Böyle bir küresel bağlamda, çabalarımızın merkezine hem yerel hem de uluslararası ekonomik adaleti koyarak dünyanın her yerinde zenginler tarafından sömürülen herkes için sağlam bir temel sağlayabiliriz. Böyle bir küresel bağlamda, tüm askeri ittifakları ortadan kaldırmak ve Avrupa dahil her yerde sistematik olarak barış koşullarını yaratmak tamamen mümkündür.

Kulağa gerçekçi gelmeyebilir ama en azından İsveç'te pek çok kişi sosyal ve ekolojik adil bir geçiş için ülke çapında ve uluslararası ağlar kurarken aynı zamanda daha güvenli bir İsveç ve daha güvenli bir dünya sağlamak için yerel olarak ayağa kalkıyor. Birleşmiş Milletler eski Genel Sekreter Yardımcısı Jan Eliasson, 40'de yayınlanan ilk rapordan 1982 yıl sonra ITUC ve IPB tarafından desteklenen Ortak güvenlik üzerine yeni Palme raporunu başlatırken, iyi sonuçların yolunu açanın Helsinki anlaşması olduğunu belirtti. 1980'lerde elde edildi. Palme komisyonu tarafından teşvik edilen yumuşama, Finlandiya'nın uluslararası Güvenlik ve İşbirliğini sağlama çabaları olmadan asla mümkün olamazdı ve sokaklara kitlesel barış hareketi eklenebilirdi.

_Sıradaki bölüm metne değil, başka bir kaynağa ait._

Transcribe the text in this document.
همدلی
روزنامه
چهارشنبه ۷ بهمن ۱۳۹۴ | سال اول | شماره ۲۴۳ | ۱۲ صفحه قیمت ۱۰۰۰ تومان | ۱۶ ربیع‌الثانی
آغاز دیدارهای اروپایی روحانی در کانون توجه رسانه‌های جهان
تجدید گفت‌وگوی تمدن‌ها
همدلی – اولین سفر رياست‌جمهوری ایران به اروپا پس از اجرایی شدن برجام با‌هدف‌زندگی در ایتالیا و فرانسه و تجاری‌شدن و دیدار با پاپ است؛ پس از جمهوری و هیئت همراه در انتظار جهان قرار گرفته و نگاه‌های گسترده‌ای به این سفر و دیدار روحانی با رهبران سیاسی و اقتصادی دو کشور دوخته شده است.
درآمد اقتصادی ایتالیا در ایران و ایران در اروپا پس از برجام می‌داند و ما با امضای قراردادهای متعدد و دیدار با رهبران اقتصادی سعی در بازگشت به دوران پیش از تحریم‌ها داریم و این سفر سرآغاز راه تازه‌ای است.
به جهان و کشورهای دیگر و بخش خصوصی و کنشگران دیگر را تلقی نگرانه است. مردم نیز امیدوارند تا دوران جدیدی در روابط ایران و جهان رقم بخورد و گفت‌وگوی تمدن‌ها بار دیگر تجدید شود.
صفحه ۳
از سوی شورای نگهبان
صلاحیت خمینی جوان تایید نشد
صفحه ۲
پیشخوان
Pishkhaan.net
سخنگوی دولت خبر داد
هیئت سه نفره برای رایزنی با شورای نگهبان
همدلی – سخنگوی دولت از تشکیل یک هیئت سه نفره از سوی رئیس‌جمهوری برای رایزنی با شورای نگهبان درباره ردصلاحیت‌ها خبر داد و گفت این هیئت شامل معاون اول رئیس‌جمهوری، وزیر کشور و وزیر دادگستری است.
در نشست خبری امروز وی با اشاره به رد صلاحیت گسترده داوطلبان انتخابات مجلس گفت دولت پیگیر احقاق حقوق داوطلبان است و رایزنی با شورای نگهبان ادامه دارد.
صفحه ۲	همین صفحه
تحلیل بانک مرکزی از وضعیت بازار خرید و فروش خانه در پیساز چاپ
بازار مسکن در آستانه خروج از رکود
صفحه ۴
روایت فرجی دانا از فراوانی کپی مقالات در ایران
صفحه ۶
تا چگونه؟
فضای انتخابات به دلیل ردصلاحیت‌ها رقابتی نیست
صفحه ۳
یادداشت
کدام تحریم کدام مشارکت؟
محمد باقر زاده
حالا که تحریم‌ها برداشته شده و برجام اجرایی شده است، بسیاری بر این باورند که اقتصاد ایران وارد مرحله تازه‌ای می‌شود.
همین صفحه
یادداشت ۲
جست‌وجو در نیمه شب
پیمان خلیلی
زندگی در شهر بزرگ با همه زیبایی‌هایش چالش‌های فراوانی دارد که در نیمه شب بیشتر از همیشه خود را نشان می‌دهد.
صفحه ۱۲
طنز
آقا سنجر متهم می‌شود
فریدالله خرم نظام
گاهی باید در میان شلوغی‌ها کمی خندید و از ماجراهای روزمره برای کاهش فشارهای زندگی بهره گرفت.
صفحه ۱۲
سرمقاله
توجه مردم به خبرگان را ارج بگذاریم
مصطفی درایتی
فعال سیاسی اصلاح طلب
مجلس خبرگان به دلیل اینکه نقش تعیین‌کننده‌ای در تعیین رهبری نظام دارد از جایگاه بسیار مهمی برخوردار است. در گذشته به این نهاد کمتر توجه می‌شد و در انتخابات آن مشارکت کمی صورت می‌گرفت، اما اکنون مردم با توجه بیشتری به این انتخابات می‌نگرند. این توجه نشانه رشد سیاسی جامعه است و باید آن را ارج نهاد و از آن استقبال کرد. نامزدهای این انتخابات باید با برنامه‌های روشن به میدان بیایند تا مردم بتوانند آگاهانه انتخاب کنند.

Şimdi Finli politikacılar 1975'te elde edilen tarihi başarıya sırtlarını dönüyorlar ve pratikte Helsinki'de yeni bir konferansın kapısını kapatıyorlar. İsveçli politikacılar henüz bunu yapmadılar. BM çevre konferanslarını başlatan bir ülke olarak İsveç, aynı zamanda, savunulması gereken tarihi bir çevresel başarıya da sahiptir. Ancak İsveç'in NATO üyeliği, bir zamanlar başlamış olanı sürdürme kapasitesini tehdit ediyor. NATO küresel olarak genişlemeye çalışıyor ve barış konferanslarının en iyi şekilde düzenlenebileceği bağlantısız ülkelere giderek daha az yer veriyor. NATO ayrıca, tercihen şirketlerle yakın işbirliği içinde iklim, sağlık ve diğer çevre konularını NATO'nun güvenlik endişeleri kapsamında tanımlamaya çalışır. Böylece İsveç ve Finlandiya, insanlık için önemli tarihi başarıların elde edilebileceği konut konferansları için elverişsiz olma yolundadır. NATO, Davos'ta toplanan milyarderler ve Batı tarafından kontrol edilen uluslararası kuruluşlar, demokratik BM sistemini giderek daha fazla marjinalleştirmeye çalışıyor. Biz halk hareketleri, İsveç ve Finlandiya'nın tarihsel başarılarından vazgeçmeye istekli görünmesinden ve sınırlar ötesinde işbirliği yapmak, demokratik bir BM'yi desteklemek için elimizden gelenin en iyisini yapacağımızdan ve dünyanın her zamankinden daha fazla tarafsız ve tarafsız kalan ülkelere ihtiyacı olduğunda ısrarcı olduğumuz için üzgünüz. - hizalanmış konum.

 

 

2 Yanıtlar

Yorum bırak

E-posta hesabınız yayımlanmayacak. Gerekli alanlar işaretlenmişlerdir. *

İlgili Makaleler

Değişim Teorimiz

Savaş Nasıl Bitirilir

Barış Mücadelesi İçin Hareket Edin
Savaş Karşıtı Etkinlikler
Büyümemize Yardım Edin

Küçük Bağışçılar Devam Etmemizi Sağlıyor

Ayda en az 15 ABD doları tutarında yinelenen bir katkı yapmayı seçerseniz, bir teşekkür hediyesi seçebilirsiniz. Web sitemizden bağış yapan bağışçılarımıza teşekkür ederiz.